In this article we will learn about assertion in Python using assert.

What is Assertion?

Assertions are statements that assert or state a fact confidently in your program. For example, while writing a division function, you're confident the divisor shouldn't be zero, you assert divisor is not equal to zero.

Assertions are simply boolean expressions that checks if the conditions return true or not. If it is true, the program does nothing and move to the next line of code. However, if it's false, the program stops and throws an error.

It is also a debugging tool as it brings the program on halt as soon as any error is occurred and shows on which point of the program error has occurred.

You can learn more about assertions in the article: The benefits of programming with Assertions

We can be clear by looking at the flowchart below:

Python Assert Flowchart

Python assert Statement

Python has built-in assert statement to use assertion condition in the program. assert statement has a condition or expression which is supposed to be always true. If the condition is false assert halts the program and gives an AssertionError.

Syntax for using Assert in Pyhton:

assert <condition>
assert <condition>,<error message>

In Python we can use assert statement in two ways as mentioned above.

  1. assert statement has a condition and if the condition is not satisfied the program will stop and give AssertionError.
  2. assert statement can also have a condition and a optional error message.

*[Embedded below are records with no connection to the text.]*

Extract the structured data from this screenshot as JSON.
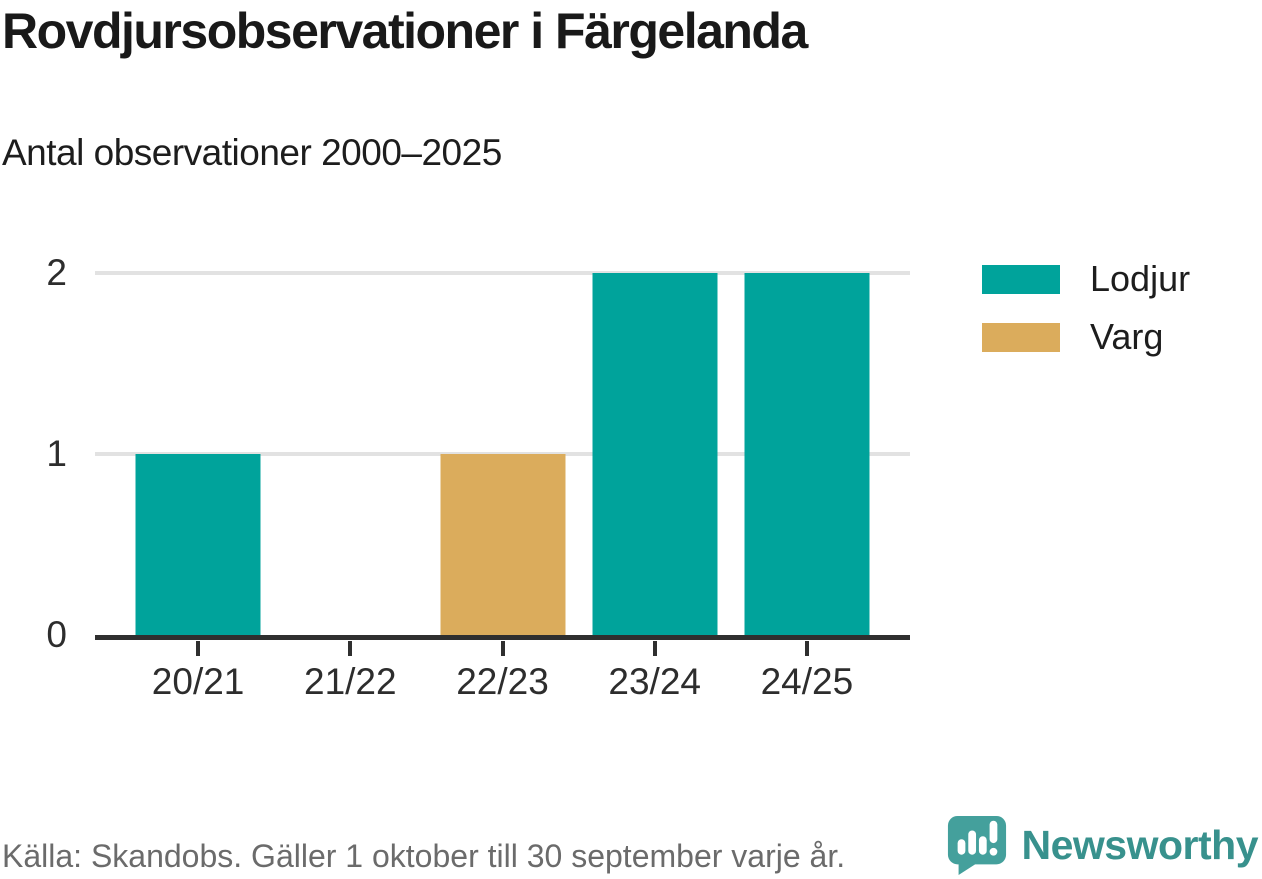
{
  "header": {
    "title": "Rovdjursobservationer i Färgelanda",
    "subtitle": "Antal observationer 2000–2025"
  },
  "chart_data": {
    "type": "bar",
    "title": "Rovdjursobservationer i Färgelanda",
    "subtitle": "Antal observationer 2000–2025",
    "categories": [
      "20/21",
      "21/22",
      "22/23",
      "23/24",
      "24/25"
    ],
    "series": [
      {
        "name": "Lodjur",
        "color": "#00A39B",
        "values": [
          1,
          0,
          null,
          2,
          2
        ]
      },
      {
        "name": "Varg",
        "color": "#DBAC5C",
        "values": [
          null,
          0,
          1,
          null,
          null
        ]
      }
    ],
    "xlabel": "",
    "ylabel": "",
    "y_ticks": [
      0,
      1,
      2
    ],
    "ylim": [
      0,
      2
    ],
    "grid": "horizontal-gridlines-on",
    "legend_position": "right"
  },
  "footer": {
    "source": "Källa: Skandobs. Gäller 1 oktober till 30 september varje år.",
    "brand": "Newsworthy"
  },
  "colors": {
    "lodjur": "#00A39B",
    "varg": "#DBAC5C",
    "brand": "#38918D",
    "brand_bubble": "#44A09C",
    "grid": "#E2E2E2",
    "axis": "#2F2F2F",
    "text": "#1D1D1D",
    "muted": "#6B6B6B"
  }
}
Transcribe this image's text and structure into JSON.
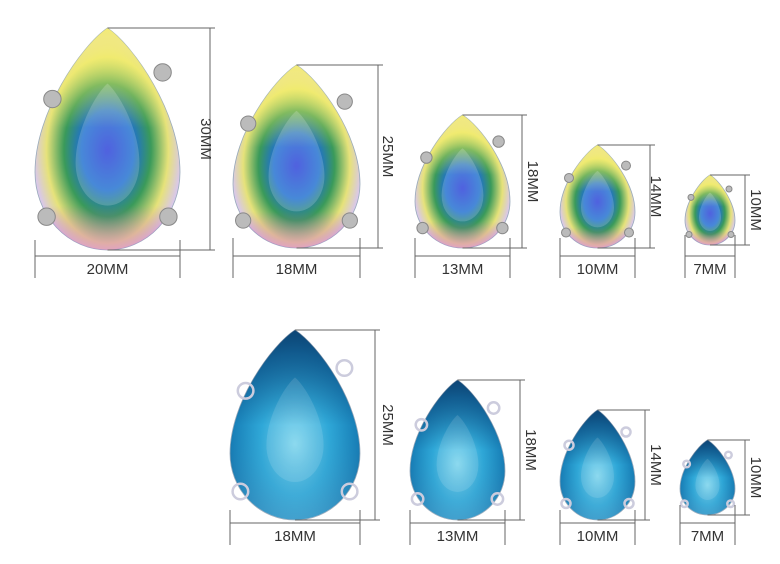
{
  "rows": [
    {
      "items": [
        {
          "width": "20MM",
          "height": "30MM"
        },
        {
          "width": "18MM",
          "height": "25MM"
        },
        {
          "width": "13MM",
          "height": "18MM"
        },
        {
          "width": "10MM",
          "height": "14MM"
        },
        {
          "width": "7MM",
          "height": "10MM"
        }
      ]
    },
    {
      "items": [
        {
          "width": "18MM",
          "height": "25MM"
        },
        {
          "width": "13MM",
          "height": "18MM"
        },
        {
          "width": "10MM",
          "height": "14MM"
        },
        {
          "width": "7MM",
          "height": "10MM"
        }
      ]
    }
  ]
}
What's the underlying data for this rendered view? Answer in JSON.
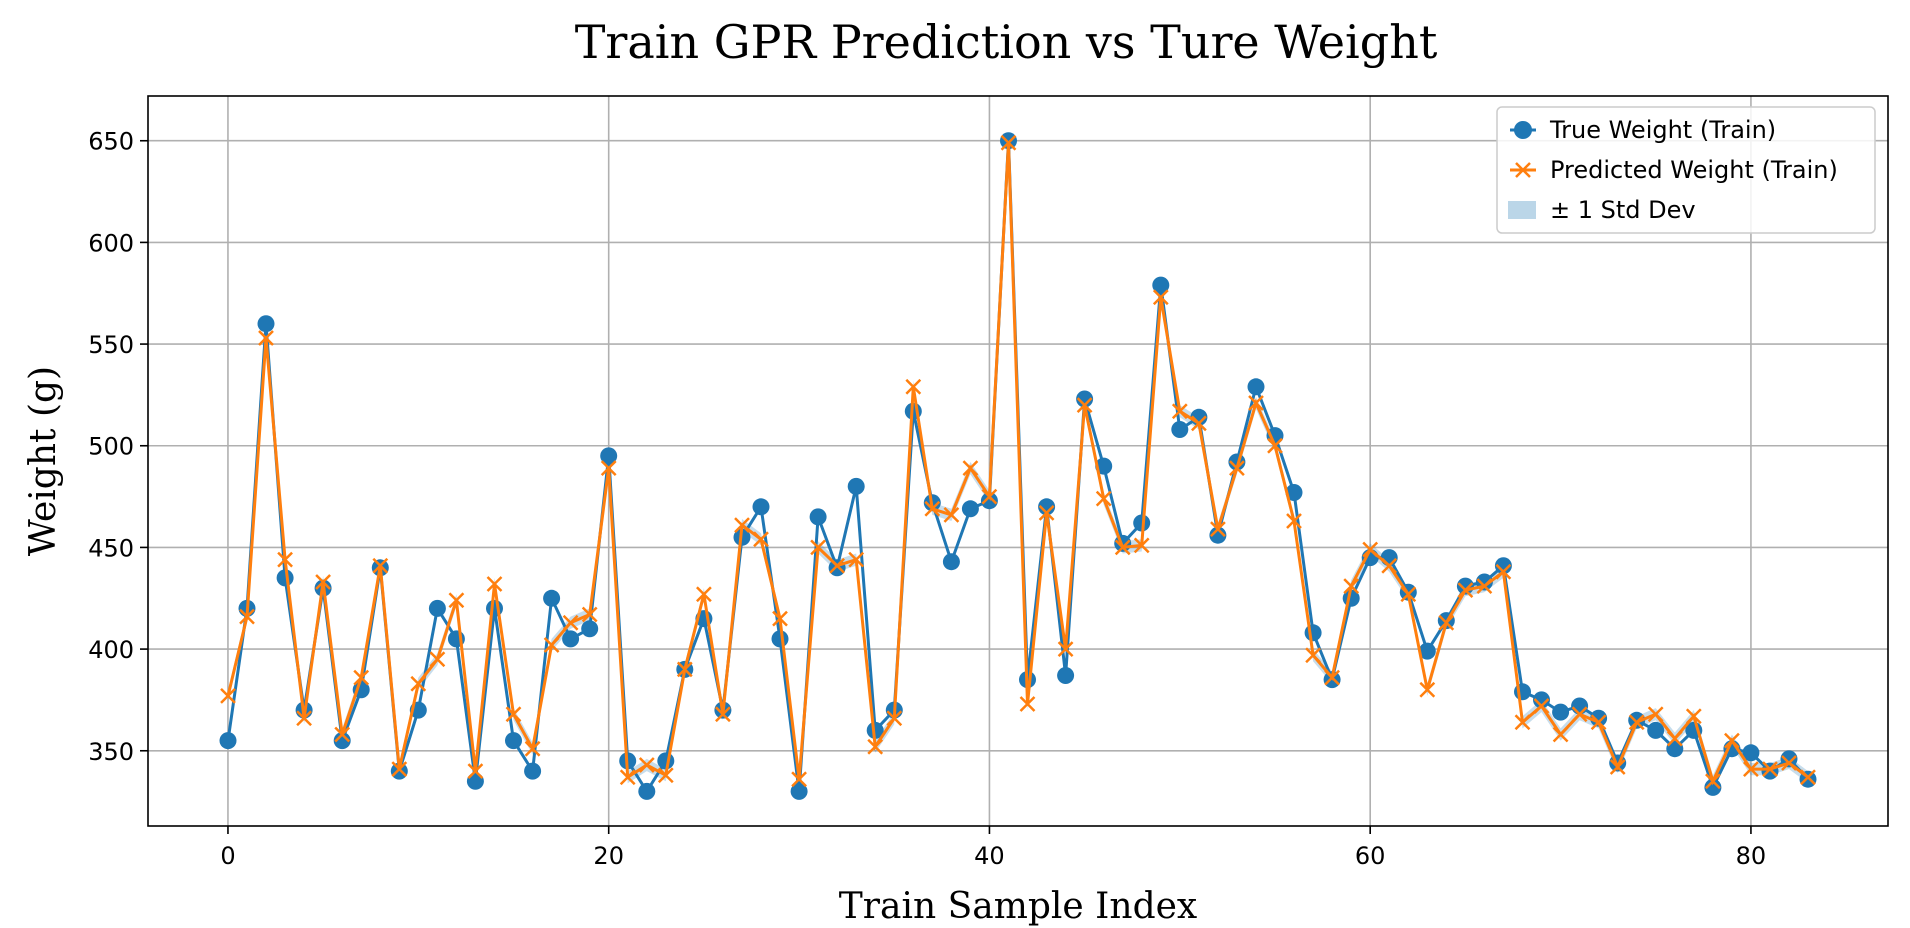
{
  "chart_data": {
    "type": "line",
    "title": "Train GPR Prediction vs Ture Weight",
    "xlabel": "Train Sample Index",
    "ylabel": "Weight (g)",
    "xlim": [
      -4.2,
      87.2
    ],
    "ylim": [
      313,
      672
    ],
    "xticks": [
      0,
      20,
      40,
      60,
      80
    ],
    "yticks": [
      350,
      400,
      450,
      500,
      550,
      600,
      650
    ],
    "grid": true,
    "legend_position": "top-right",
    "series": [
      {
        "name": "True Weight (Train)",
        "color": "#1f77b4",
        "marker": "circle",
        "values": [
          355,
          420,
          560,
          435,
          370,
          430,
          355,
          380,
          440,
          340,
          370,
          420,
          405,
          335,
          420,
          355,
          340,
          425,
          405,
          410,
          495,
          345,
          330,
          345,
          390,
          415,
          370,
          455,
          470,
          405,
          330,
          465,
          440,
          480,
          360,
          370,
          517,
          472,
          443,
          469,
          473,
          650,
          385,
          470,
          387,
          523,
          490,
          452,
          462,
          579,
          508,
          514,
          456,
          492,
          529,
          505,
          477,
          408,
          385,
          425,
          445,
          445,
          428,
          399,
          414,
          431,
          433,
          441,
          379,
          375,
          369,
          372,
          366,
          344,
          365,
          360,
          351,
          360,
          332,
          351,
          349,
          340,
          346,
          336
        ]
      },
      {
        "name": "Predicted Weight (Train)",
        "color": "#ff7f0e",
        "marker": "x",
        "values": [
          377,
          416,
          553,
          444,
          366,
          433,
          358,
          386,
          441,
          341,
          383,
          395,
          424,
          340,
          432,
          368,
          351,
          402,
          413,
          417,
          489,
          337,
          343,
          338,
          390,
          427,
          368,
          461,
          454,
          415,
          336,
          450,
          441,
          444,
          352,
          366,
          529,
          469,
          466,
          489,
          475,
          649,
          373,
          467,
          400,
          520,
          474,
          450,
          451,
          573,
          517,
          511,
          459,
          489,
          521,
          500,
          463,
          397,
          386,
          431,
          449,
          441,
          427,
          380,
          413,
          429,
          431,
          438,
          364,
          372,
          358,
          368,
          364,
          342,
          364,
          368,
          356,
          367,
          335,
          355,
          341,
          341,
          344,
          337
        ]
      }
    ],
    "legend": [
      {
        "label": "True Weight (Train)",
        "color": "#1f77b4",
        "kind": "line-circle"
      },
      {
        "label": "Predicted Weight (Train)",
        "color": "#ff7f0e",
        "kind": "line-x"
      },
      {
        "label": "± 1 Std Dev",
        "color": "#1f77b4",
        "kind": "band"
      }
    ]
  }
}
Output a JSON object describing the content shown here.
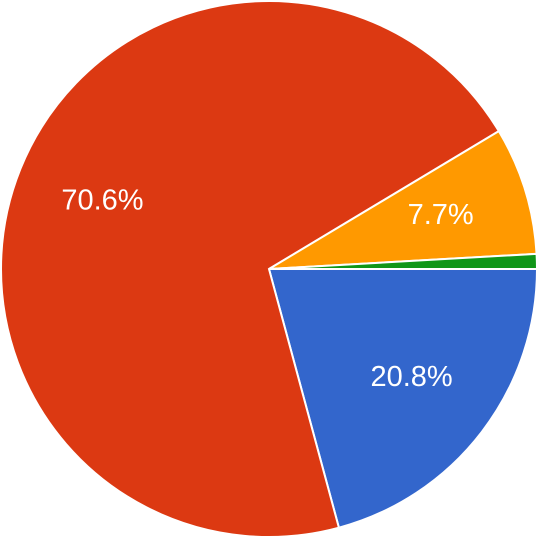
{
  "chart_data": {
    "type": "pie",
    "values": [
      20.8,
      70.6,
      7.7,
      0.9
    ],
    "value_labels": [
      "20.8%",
      "70.6%",
      "7.7%",
      null
    ],
    "colors": [
      "#3366cc",
      "#dc3912",
      "#ff9900",
      "#109618"
    ],
    "start_angle": 0,
    "direction": "clockwise"
  }
}
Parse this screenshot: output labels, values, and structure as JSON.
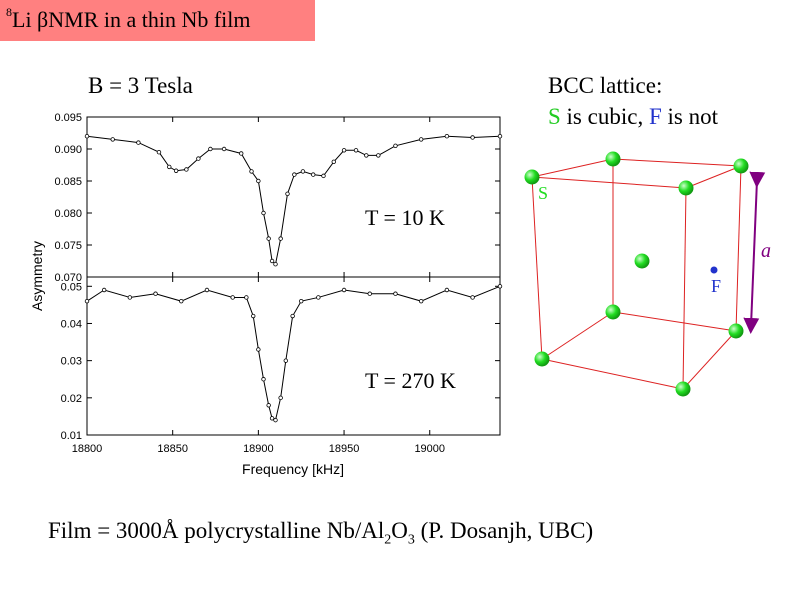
{
  "slide": {
    "title_sup": "8",
    "title_text": "Li βNMR in a thin Nb film",
    "field": "B = 3 Tesla",
    "bcc_title": "BCC lattice:",
    "bcc_s": "S",
    "bcc_mid": " is cubic, ",
    "bcc_f": "F",
    "bcc_end": " is not",
    "footer_pre": "Film = 3000Å polycrystalline Nb/Al",
    "footer_sub1": "2",
    "footer_mid": "O",
    "footer_sub2": "3",
    "footer_post": " (P. Dosanjh, UBC)"
  },
  "lattice": {
    "site_s": "S",
    "site_f": "F",
    "edge_label": "a",
    "colors": {
      "atom": "#22dd22",
      "edge": "#dd2222",
      "arrow": "#800080",
      "f_site": "#2233cc"
    }
  },
  "chart_data": {
    "type": "line",
    "xlabel": "Frequency [kHz]",
    "ylabel": "Asymmetry",
    "xlim": [
      18800,
      19041
    ],
    "xticks": [
      18800,
      18850,
      18900,
      18950,
      19000
    ],
    "panels": [
      {
        "annotation": "T = 10 K",
        "ylim": [
          0.07,
          0.095
        ],
        "yticks": [
          "0.070",
          "0.075",
          "0.080",
          "0.085",
          "0.090",
          "0.095"
        ],
        "ytick_values": [
          0.07,
          0.075,
          0.08,
          0.085,
          0.09,
          0.095
        ],
        "x": [
          18800,
          18815,
          18830,
          18842,
          18848,
          18852,
          18858,
          18865,
          18872,
          18880,
          18890,
          18896,
          18900,
          18903,
          18906,
          18908,
          18910,
          18913,
          18917,
          18921,
          18926,
          18932,
          18938,
          18944,
          18950,
          18957,
          18963,
          18970,
          18980,
          18995,
          19010,
          19025,
          19041
        ],
        "y": [
          0.092,
          0.0915,
          0.091,
          0.0895,
          0.0872,
          0.0866,
          0.0868,
          0.0885,
          0.09,
          0.09,
          0.0893,
          0.0865,
          0.085,
          0.08,
          0.076,
          0.0725,
          0.072,
          0.076,
          0.083,
          0.086,
          0.0865,
          0.086,
          0.0858,
          0.088,
          0.0898,
          0.0898,
          0.089,
          0.089,
          0.0905,
          0.0915,
          0.092,
          0.0918,
          0.092
        ]
      },
      {
        "annotation": "T = 270 K",
        "ylim": [
          0.01,
          0.0525
        ],
        "yticks": [
          "0.01",
          "0.02",
          "0.03",
          "0.04",
          "0.05"
        ],
        "ytick_values": [
          0.01,
          0.02,
          0.03,
          0.04,
          0.05
        ],
        "x": [
          18800,
          18810,
          18825,
          18840,
          18855,
          18870,
          18885,
          18893,
          18897,
          18900,
          18903,
          18906,
          18908,
          18910,
          18913,
          18916,
          18920,
          18925,
          18935,
          18950,
          18965,
          18980,
          18995,
          19010,
          19025,
          19041
        ],
        "y": [
          0.046,
          0.049,
          0.047,
          0.048,
          0.046,
          0.049,
          0.047,
          0.047,
          0.042,
          0.033,
          0.025,
          0.018,
          0.0145,
          0.014,
          0.02,
          0.03,
          0.042,
          0.046,
          0.047,
          0.049,
          0.048,
          0.048,
          0.046,
          0.049,
          0.047,
          0.05
        ]
      }
    ]
  }
}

If the condition is not satisfied assert stops the program and gives AssertionError along with the error message.

Let's take an example, where we have a function which will calculate the average of the values passed by the user and the value should not be an empty list. We will use assert statement to check the parameter and if the length is of the passed list is zero, program halts.

Example 1: Using assert without Error Message

def avg(marks):
    assert len(marks) != 0
    return sum(marks)/len(marks)

mark1 = []
print("Average of mark1:",avg(mark1))

When we run the above program, the output will be:


We got an error as we passed an empty list mark1 to assert statement, the condition became false and assert stops the program and give AssertionError.

Now let's pass another list which will satisfy the assert condition and see what will be our output.

Example 2: Using assert with error message

def avg(marks):
    assert len(marks) != 0,"List is empty."
    return sum(marks)/len(marks)

mark2 = [55,88,78,90,79]
print("Average of mark2:",avg(mark2))

mark1 = []
print("Average of mark1:",avg(mark1))

When we run the above program, the output will be:

Average of mark2: 78.0
AssertionError: List is empty.

We passed a non-empty list mark2 and also an empty list mark1 to the avg() function and we got output for mark2 list but after that we got an error AssertionError: List is empty. The assert condition was satisfied by the mark2 list and program to continue to run. However, mark1 doesn't satisfy the condition and gives an AssertionError.

Key Points to Remember

  • Assertions are the condition or boolean expression which are always supposed to be true in the code.
  • assert statement takes an expression and optional message.
  • assert statement is used to check types, values of argument and the output of the function.
  • assert statement is used as debugging tool as it halts the program at the point where an error occurs.